Manuel Ortiz de Zarate
Côme, 1887 – Los Angeles, 1946
Pablo Picasso, La Rotonde, janvier 1917
Mine de plomb, plume et encre brune
215 x 145 mm
Signé, daté et dédicacé en haut à gauche : Ortiz de Zarate / La Rotonde Montparnasse / a Picasso / 1917
Au verso, Enfant endormi, mine de plomb
Né à Côme en Italie, Manuel Ortiz de Zarate est le fils du compositeur chilien Eleodoro Ortiz et le frère cadet du peintre Julio Ortiz de Zarate. Il se forme auprès du peintre Pedro Lira, avant de s’inscrire à l’École des beaux-arts de Santiago de Chili. En 1902, il retourne dans son pays natal pour étudier à Rome où il rencontre, deux ans plus tard, Amedeo Modigliani qui l’engage à s’établir à Paris. Avec sa compagne polonaise Edwige Piechowska, Ortiz déménage finalement à Paris en 1906 et va occuper successivement plusieurs ateliers à Montparnasse, notamment dans la cité d’artistes de la Ruche. Là, il intègre le milieu de l’avant-garde picturale et devient une figure du Montparnos : Arago parle de lui comme de « l’unique Patagon de Paris »[1]. A cette époque, fortement marqué par Cézanne et les Fauves, Ortiz élabore une peinture marquée par le cubisme de Braque et Picasso mais où la couleur reste toujours un élément dominant. Réalisant de fréquents séjours dans son pays natal, il fonde en 1923, avec son frère Julio et un groupe d’artistes (Luis Vargas Rosas, José Perotti), le Groupe Montparnasse qui apporte à Santiago de Chili les dernières tendances des avant-gardes européennes.

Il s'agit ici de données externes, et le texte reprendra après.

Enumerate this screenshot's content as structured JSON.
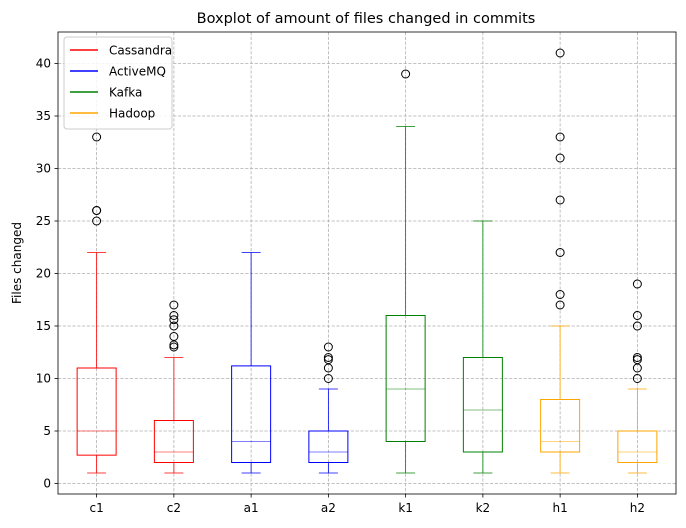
{
  "chart_data": {
    "type": "boxplot",
    "title": "Boxplot of amount of files changed in commits",
    "xlabel": "",
    "ylabel": "Files changed",
    "ylim": [
      -1,
      43
    ],
    "yticks": [
      0,
      5,
      10,
      15,
      20,
      25,
      30,
      35,
      40
    ],
    "grid": true,
    "legend_position": "top-left",
    "categories": [
      "c1",
      "c2",
      "a1",
      "a2",
      "k1",
      "k2",
      "h1",
      "h2"
    ],
    "legend": [
      {
        "name": "Cassandra",
        "color": "#ff0000"
      },
      {
        "name": "ActiveMQ",
        "color": "#0000ff"
      },
      {
        "name": "Kafka",
        "color": "#008000"
      },
      {
        "name": "Hadoop",
        "color": "#ffa500"
      }
    ],
    "boxes": [
      {
        "label": "c1",
        "color": "#ff0000",
        "whislo": 1,
        "q1": 2.7,
        "med": 5,
        "q3": 11,
        "whishi": 22,
        "fliers": [
          25,
          26,
          26,
          33
        ]
      },
      {
        "label": "c2",
        "color": "#ff0000",
        "whislo": 1,
        "q1": 2,
        "med": 3,
        "q3": 6,
        "whishi": 12,
        "fliers": [
          13,
          13.2,
          14,
          15,
          15.6,
          16,
          17
        ]
      },
      {
        "label": "a1",
        "color": "#0000ff",
        "whislo": 1,
        "q1": 2,
        "med": 4,
        "q3": 11.2,
        "whishi": 22,
        "fliers": []
      },
      {
        "label": "a2",
        "color": "#0000ff",
        "whislo": 1,
        "q1": 2,
        "med": 3,
        "q3": 5,
        "whishi": 9,
        "fliers": [
          10,
          11,
          11.8,
          12,
          13
        ]
      },
      {
        "label": "k1",
        "color": "#008000",
        "whislo": 1,
        "q1": 4,
        "med": 9,
        "q3": 16,
        "whishi": 34,
        "fliers": [
          39
        ]
      },
      {
        "label": "k2",
        "color": "#008000",
        "whislo": 1,
        "q1": 3,
        "med": 7,
        "q3": 12,
        "whishi": 25,
        "fliers": []
      },
      {
        "label": "h1",
        "color": "#ffa500",
        "whislo": 1,
        "q1": 3,
        "med": 4,
        "q3": 8,
        "whishi": 15,
        "fliers": [
          17,
          18,
          22,
          27,
          31,
          33,
          41
        ]
      },
      {
        "label": "h2",
        "color": "#ffa500",
        "whislo": 1,
        "q1": 2,
        "med": 3,
        "q3": 5,
        "whishi": 9,
        "fliers": [
          10,
          11,
          11.8,
          12,
          15,
          16,
          19
        ]
      }
    ]
  }
}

Notre dessin montre le visage caractéristique de Pablo Picasso, en 1917, à la brasserie La Rotonde, un des lieux les plus fréquentés par les artistes et écrivains de l’avant-garde des années 1910-1930. On sait que Ortiz de Zarate y déjeune avec Picasso et sa jeune maîtresse Pâquerette le 12 août 1916, rencontre immortalisée par Jean Cocteau qui fit un reportage photographique. Notre dessin a probablement été réalisé quelques temps après, lors d’une autre de ces réunions amicales et il semble possible de suggérer une datation durant les premiers mois de 1917. En effet, Picasso, après avoir participé en janvier avec Ortiz de Zarate au banquet offert par Max Jacob et Marie Vassilief en l’honneur du rétablissement de la santé de Braque (gravement blessé au front), passe la plus grande partie de l’année 1917 hors de Paris. A partir de février, il séjourne en Espagne puis en Italie où il rejoint Diaghilev et les Ballets russes pour réaliser les costumes et les décors de Parade. Après la première du ballet au Châtelet en mai, il repart pour l’Espagne quasiment jusqu’à la fin de l’année. Dans notre dessin, Ortiz de Zarate caractérise en quelques coups de crayons les traits caractéristiques de Picasso et son regard pénétrant.
[1] G. Apollinaire, « La vie anecdotique », Mercure de France, t. CVIII, n°402, 16 mars 1914, p. 432.